Manufacturers’ Association for Information Technology (MAIT), the apex body actively representing ICT Manufacturing, Training, IT, Design, R&D and associated services sector has expressed its disappointment with the Union Budget 2013, saying that it has failed to protect the interest of local IT manufacturing in the country.
Commenting on the Budget 2013, J V Ramamurthy, President, MAIT said, “Though the Government has announced the National Manufacturing Policy that aims to increase the share of manufacturing in GDP to 25% within a decade, the budget has failed to reverse the inverted tax structure which has been impacting the industry for years now, making India a predominantly import dependent country.”
Reacting on the Budget, Mr. Amar Babu, Vice-President, and MAIT said that, “The key positive aspect was that the Government has aimed to enhance the ESDM industry by providing appropriate incentives for semiconductor industry, including zero customs duty on plants and machineries for setting up wafer fabs units in India, but it does fail to correct the inverted tax structure anomaly.”
Further elaborating Mr.

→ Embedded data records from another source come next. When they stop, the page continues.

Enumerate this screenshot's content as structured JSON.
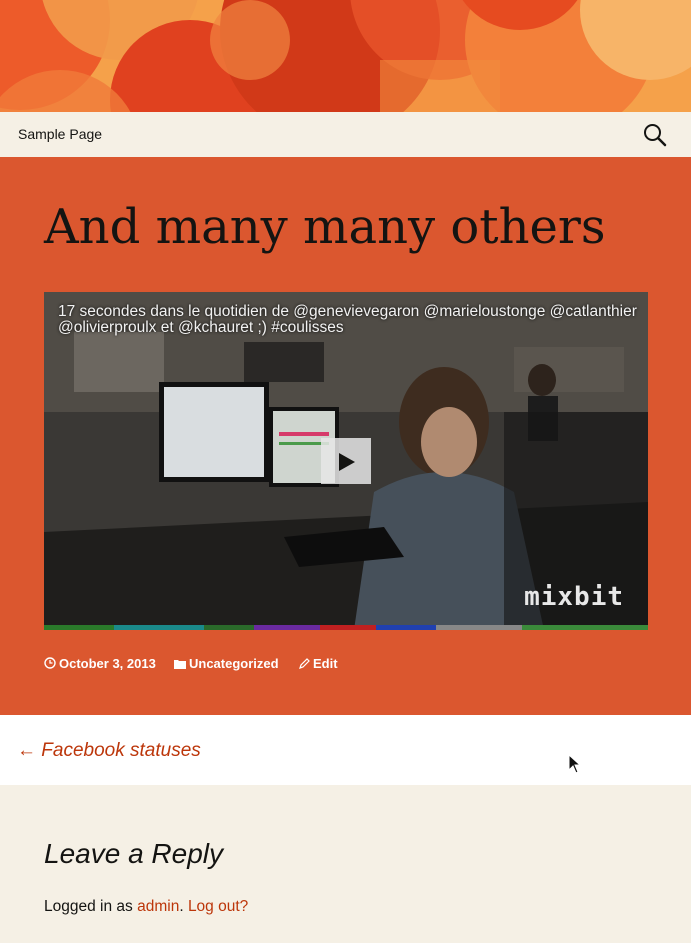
{
  "header": {
    "nav_items": [
      "Sample Page"
    ],
    "search_icon": "search-icon"
  },
  "post": {
    "title": "And many many others",
    "video": {
      "caption": "17 secondes dans le quotidien de @genevievegaron @marieloustonge @catlanthier @olivierproulx et @kchauret ;) #coulisses",
      "brand": "mixbit",
      "play_icon": "play-icon"
    },
    "meta": {
      "date": "October 3, 2013",
      "category": "Uncategorized",
      "edit": "Edit"
    }
  },
  "post_navigation": {
    "previous": "Facebook statuses",
    "arrow": "←"
  },
  "comments": {
    "title": "Leave a Reply",
    "logged_in_prefix": "Logged in as",
    "user": "admin",
    "logout": "Log out?"
  },
  "colors": {
    "post_bg": "#db572f",
    "nav_bg": "#f5f0e5",
    "link": "#bc360a"
  }
}
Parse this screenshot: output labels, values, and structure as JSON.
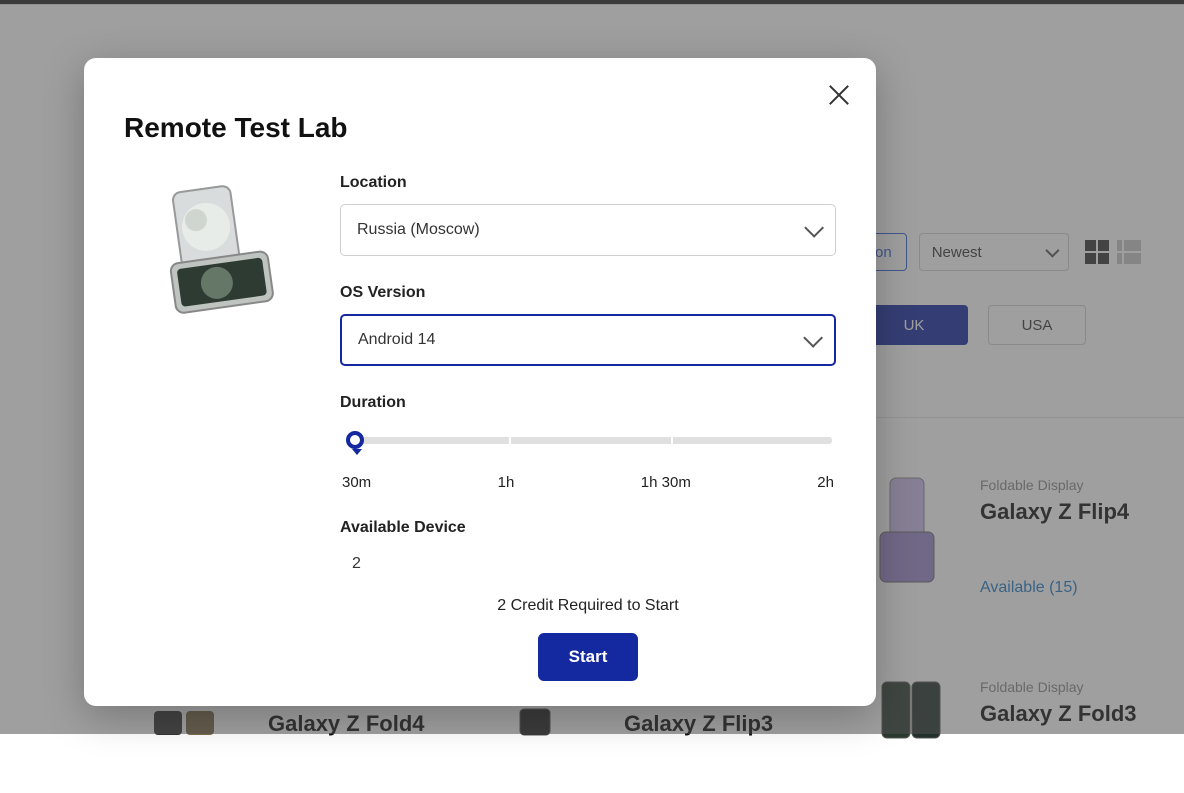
{
  "background": {
    "filter_on_suffix": "on",
    "sort_value": "Newest",
    "chip_uk": "UK",
    "chip_usa": "USA",
    "cards": [
      {
        "category": "Foldable Display",
        "name": "Galaxy Z Flip4",
        "availability": "Available (15)"
      },
      {
        "category": "Foldable Display",
        "name": "Galaxy Z Fold3"
      },
      {
        "name_only_a": "Galaxy Z Fold4"
      },
      {
        "name_only_b": "Galaxy Z Flip3"
      }
    ]
  },
  "modal": {
    "title": "Remote Test Lab",
    "location_label": "Location",
    "location_value": "Russia (Moscow)",
    "os_label": "OS Version",
    "os_value": "Android 14",
    "duration_label": "Duration",
    "ticks": {
      "t1": "30m",
      "t2": "1h",
      "t3": "1h 30m",
      "t4": "2h"
    },
    "available_label": "Available Device",
    "available_count": "2",
    "credit_text": "2 Credit Required to Start",
    "start_label": "Start"
  }
}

Anwar Shirpurwala, Executive Director; MAIT said that “the prevalent rates of Countervailing Duty (CVD) and Special Additional Duty (SAD) on inputs for IT equipment result in an increase in the costs of a finished product manufactured in India. Thus the industry will continue to be dependent on imports. In India it is good to be a trader than manufacturer.” He further stated that “We welcome the move to give additional depreciation but the inverted duty structure and lack of demand would reduce the incentive for many companies to take advantage of this provision.”